Ronald Kessler
As his presidency unravels, Americans are asking themselves just who the real Barack Obama is.
“No one seems to know who this guy is,” Edward Klein, a New York Times best-selling author, tells Newsmax. “In fact, I don’t even know if he knows who he is.”
Together with former New York Republican Congressman John LeBoutillier, Klein has just come out with a brilliant and funny satirical novel exploring that mystery. Called “The Obama Identity: A Novel (Or Is It?),” the book addresses such questions as where Obama was born, who is behind him, and his real agenda. A former editor in chief of the New York Times Magazine, Klein previously wrote “The Truth About Hillary,” and most recently, “Ted Kennedy: The Dream That Never Died.” His co-author, LeBoutillier, is a Newsmax columnist.

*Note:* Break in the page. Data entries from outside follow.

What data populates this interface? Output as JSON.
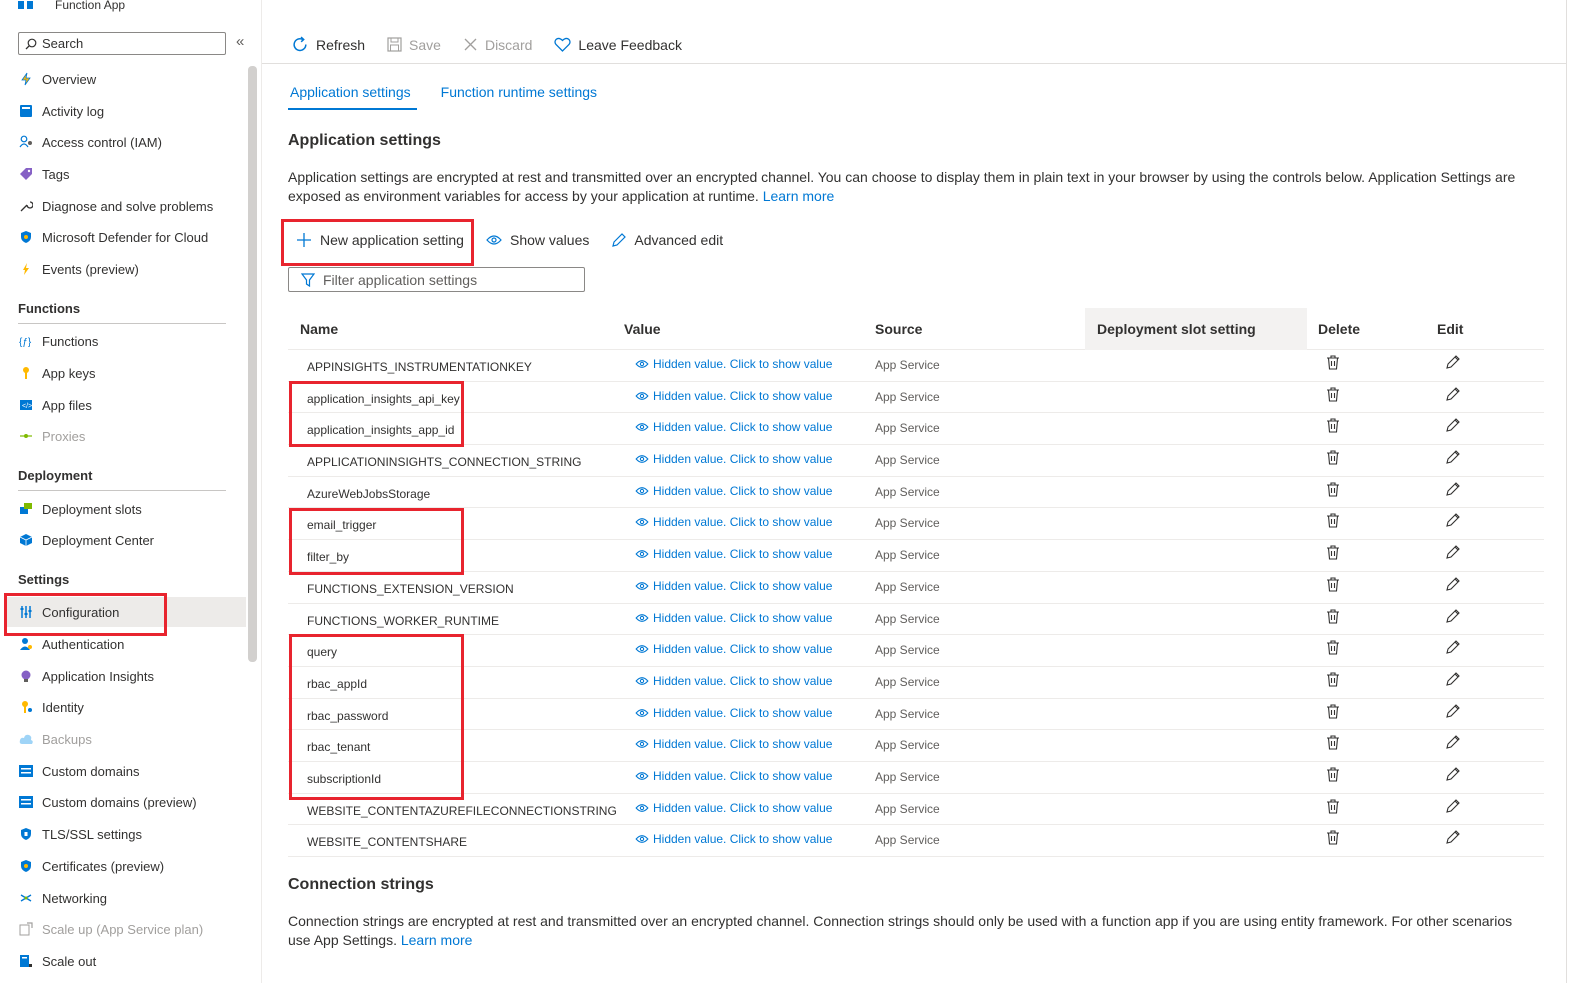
{
  "app": {
    "title": "Function App"
  },
  "nav": {
    "search_placeholder": "Search",
    "collapse": "«",
    "items_top": [
      {
        "label": "Overview",
        "icon": "lightning-overview-icon"
      },
      {
        "label": "Activity log",
        "icon": "activity-log-icon"
      },
      {
        "label": "Access control (IAM)",
        "icon": "people-iam-icon"
      },
      {
        "label": "Tags",
        "icon": "tag-icon"
      },
      {
        "label": "Diagnose and solve problems",
        "icon": "wrench-icon"
      },
      {
        "label": "Microsoft Defender for Cloud",
        "icon": "shield-icon"
      },
      {
        "label": "Events (preview)",
        "icon": "lightning-events-icon"
      }
    ],
    "section_functions": "Functions",
    "items_functions": [
      {
        "label": "Functions",
        "icon": "function-icon"
      },
      {
        "label": "App keys",
        "icon": "key-icon"
      },
      {
        "label": "App files",
        "icon": "code-file-icon"
      },
      {
        "label": "Proxies",
        "icon": "proxy-icon"
      }
    ],
    "section_deployment": "Deployment",
    "items_deployment": [
      {
        "label": "Deployment slots",
        "icon": "deployment-slots-icon"
      },
      {
        "label": "Deployment Center",
        "icon": "cube-icon"
      }
    ],
    "section_settings": "Settings",
    "items_settings": [
      {
        "label": "Configuration",
        "icon": "sliders-icon"
      },
      {
        "label": "Authentication",
        "icon": "person-key-icon"
      },
      {
        "label": "Application Insights",
        "icon": "lightbulb-icon"
      },
      {
        "label": "Identity",
        "icon": "identity-key-icon"
      },
      {
        "label": "Backups",
        "icon": "cloud-backup-icon"
      },
      {
        "label": "Custom domains",
        "icon": "domain-icon"
      },
      {
        "label": "Custom domains (preview)",
        "icon": "domain-preview-icon"
      },
      {
        "label": "TLS/SSL settings",
        "icon": "tls-shield-icon"
      },
      {
        "label": "Certificates (preview)",
        "icon": "certificate-icon"
      },
      {
        "label": "Networking",
        "icon": "networking-icon"
      },
      {
        "label": "Scale up (App Service plan)",
        "icon": "scale-up-icon"
      },
      {
        "label": "Scale out",
        "icon": "scale-out-icon"
      }
    ]
  },
  "toolbar": {
    "refresh": "Refresh",
    "save": "Save",
    "discard": "Discard",
    "feedback": "Leave Feedback"
  },
  "tabs": {
    "app_settings": "Application settings",
    "runtime_settings": "Function runtime settings"
  },
  "app_settings": {
    "heading": "Application settings",
    "description": "Application settings are encrypted at rest and transmitted over an encrypted channel. You can choose to display them in plain text in your browser by using the controls below. Application Settings are exposed as environment variables for access by your application at runtime.",
    "learn_more": "Learn more",
    "new_setting": "New application setting",
    "show_values": "Show values",
    "advanced_edit": "Advanced edit",
    "filter_placeholder": "Filter application settings",
    "columns": {
      "name": "Name",
      "value": "Value",
      "source": "Source",
      "slot": "Deployment slot setting",
      "delete": "Delete",
      "edit": "Edit"
    },
    "hidden_value": "Hidden value. Click to show value",
    "rows": [
      {
        "name": "APPINSIGHTS_INSTRUMENTATIONKEY",
        "source": "App Service"
      },
      {
        "name": "application_insights_api_key",
        "source": "App Service"
      },
      {
        "name": "application_insights_app_id",
        "source": "App Service"
      },
      {
        "name": "APPLICATIONINSIGHTS_CONNECTION_STRING",
        "source": "App Service"
      },
      {
        "name": "AzureWebJobsStorage",
        "source": "App Service"
      },
      {
        "name": "email_trigger",
        "source": "App Service"
      },
      {
        "name": "filter_by",
        "source": "App Service"
      },
      {
        "name": "FUNCTIONS_EXTENSION_VERSION",
        "source": "App Service"
      },
      {
        "name": "FUNCTIONS_WORKER_RUNTIME",
        "source": "App Service"
      },
      {
        "name": "query",
        "source": "App Service"
      },
      {
        "name": "rbac_appId",
        "source": "App Service"
      },
      {
        "name": "rbac_password",
        "source": "App Service"
      },
      {
        "name": "rbac_tenant",
        "source": "App Service"
      },
      {
        "name": "subscriptionId",
        "source": "App Service"
      },
      {
        "name": "WEBSITE_CONTENTAZUREFILECONNECTIONSTRING",
        "source": "App Service"
      },
      {
        "name": "WEBSITE_CONTENTSHARE",
        "source": "App Service"
      }
    ]
  },
  "connection_strings": {
    "heading": "Connection strings",
    "description": "Connection strings are encrypted at rest and transmitted over an encrypted channel. Connection strings should only be used with a function app if you are using entity framework. For other scenarios use App Settings.",
    "learn_more": "Learn more"
  },
  "colors": {
    "accent": "#0078d4",
    "highlight": "#e8242e"
  }
}
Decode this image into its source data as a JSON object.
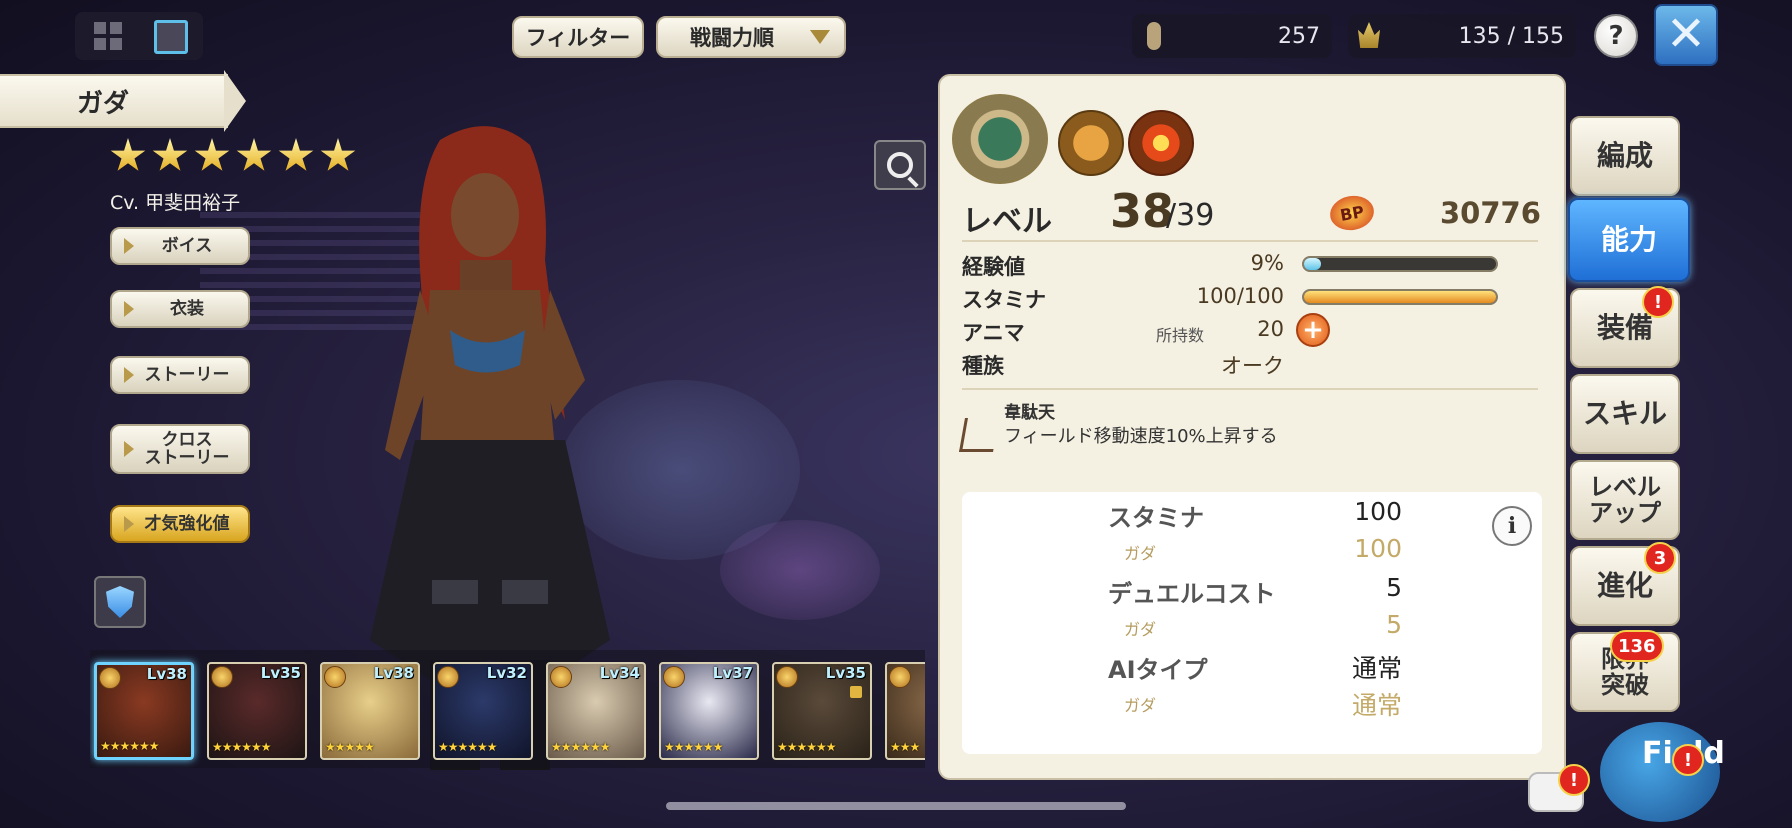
{
  "colors": {
    "accent_blue": "#1f6fd6",
    "badge_red": "#e0261f",
    "panel_bg": "#f4f0e2",
    "gold": "#c4aa68"
  },
  "topbar": {
    "filter_label": "フィルター",
    "sort_label": "戦闘力順",
    "unit_count": "257",
    "capacity": "135 / 155",
    "help_label": "?",
    "close_label": "✕"
  },
  "character": {
    "name": "ガダ",
    "rarity_stars": 6,
    "voice_actor": "Cv. 甲斐田裕子"
  },
  "side_menu": {
    "voice": "ボイス",
    "costume": "衣装",
    "story": "ストーリー",
    "cross_story": "クロス\nストーリー",
    "talent": "才気強化値"
  },
  "roster": [
    {
      "level": "Lv38",
      "stars": "★★★★★★",
      "selected": true
    },
    {
      "level": "Lv35",
      "stars": "★★★★★★",
      "selected": false
    },
    {
      "level": "Lv38",
      "stars": "★★★★★",
      "selected": false
    },
    {
      "level": "Lv32",
      "stars": "★★★★★★",
      "selected": false
    },
    {
      "level": "Lv34",
      "stars": "★★★★★★",
      "selected": false
    },
    {
      "level": "Lv37",
      "stars": "★★★★★★",
      "selected": false
    },
    {
      "level": "Lv35",
      "stars": "★★★★★★",
      "selected": false
    },
    {
      "level": "",
      "stars": "★★★",
      "selected": false
    }
  ],
  "panel": {
    "level_label": "レベル",
    "level_current": "38",
    "level_max": "/39",
    "bp_icon": "BP",
    "bp_value": "30776",
    "exp_label": "経験値",
    "exp_value": "9%",
    "exp_fraction": 0.09,
    "stamina_label": "スタミナ",
    "stamina_value": "100/100",
    "stamina_fraction": 1.0,
    "anima_label": "アニマ",
    "anima_owned_label": "所持数",
    "anima_value": "20",
    "race_label": "種族",
    "race_value": "オーク",
    "trait_name": "韋駄天",
    "trait_desc": "フィールド移動速度10%上昇する"
  },
  "stat_box": {
    "info_label": "i",
    "rows": [
      {
        "label": "スタミナ",
        "value": "100",
        "sub_label": "ガダ",
        "sub_value": "100"
      },
      {
        "label": "デュエルコスト",
        "value": "5",
        "sub_label": "ガダ",
        "sub_value": "5"
      },
      {
        "label": "AIタイプ",
        "value": "通常",
        "sub_label": "ガダ",
        "sub_value": "通常"
      }
    ]
  },
  "tabs": {
    "formation": "編成",
    "ability": "能力",
    "equipment": "装備",
    "skill": "スキル",
    "levelup": "レベル\nアップ",
    "evolve": "進化",
    "evolve_badge": "3",
    "limit_break": "限界\n突破",
    "limit_badge": "136",
    "alert": "!"
  },
  "field_button": "Field"
}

For the new book, which Vanity Fair online is excerpting, the authors conducted research into Obama and his past.
“The reason people are questioning his identity is because he is an unknowable person, and when people are like that, it means they don’t know themselves what they stand for,” Klein says. “I don’t think he knows what he stands for. He’s a total mystery to us, to the public, as well as to himself and those around him.”
Although the mainstream media gave rave reviews to Obama’s memoirs, Klein says that even they failed to explain who he is.
“In fact, they prove that he is a rootless guy, a rootless man who has been searching for himself all of his life,” Klein says. “And when he said during the campaign we are the people we’ve been waiting for, what he really meant to say was that he’s been waiting for himself all his life. He doesn't know who he is and, therefore, he’s unable to project a clear identity to the American public.”
That uncertainty about himself and what he stands for accounts for Obama’s inconsistent and often illogical policies, Klein says. He cites Obama’s decision to approve a surge in troops in Afghanistan while setting a deadline of next July to begin withdrawing.
“For a president to ignore the best advice from his military and not send the necessary troops to Afghanistan in order to do the job, and then on top of that to put a deadline on the generals to accomplish a mission which is not accomplishable, sends a message to the enemy that they can bide their time and then eventually take over,” Klein says. “It’s self-defeating.”
Obama’s healthcare legislation and stimulus spending are also self-contradictory, Klein says. “The president says that the healthcare law is going to save people health insurance premiums, when we know that it is only going to drive up healthcare premiums, and they already are going up. He has spent over $800 billion on a stimulus bill that has done virtually nothing to drive down unemployment.”
“Obama doesn’t have a consistent vision because he is not a whole, integrated personality,” Klein continues. “That’s why people have doubts about him. He projected one personality during the 2008 campaign, and he’s projected several different personalities since he assumed office.”
The president’s comment in Bob Woodward’s “Obama’s War” that “We can absorb a terrorist attack” is another example of his lack of core values, Klein says.
“The 9/11 attack ‘absorbed’ 3,000 lives,” Klein says. “Which 3,000 lives does he think we can ‘absorb’ this time? That comment is horrifying.”
Co-author LeBoutillier observes, “‘The Obama Identity,’ while humorous, has a serious message: America cannot and will not be saved by any one man or messiah. The idea that a savior will be parachuted into D.C. to rescue us from evil is in itself un-American. It is the American people themselves who will fix things. Thus the rise of the tea party movement.”
In sum, says Klein, “I don’t think Obama has a real set of beliefs. I think he has an attitude that he’s special, that he’s different, that he is somehow above the common man to a degree that makes him an historic figure. I think he truly believes in all of that, but I think behind that, it’s sort of like the straw man. There’s nothing behind it.”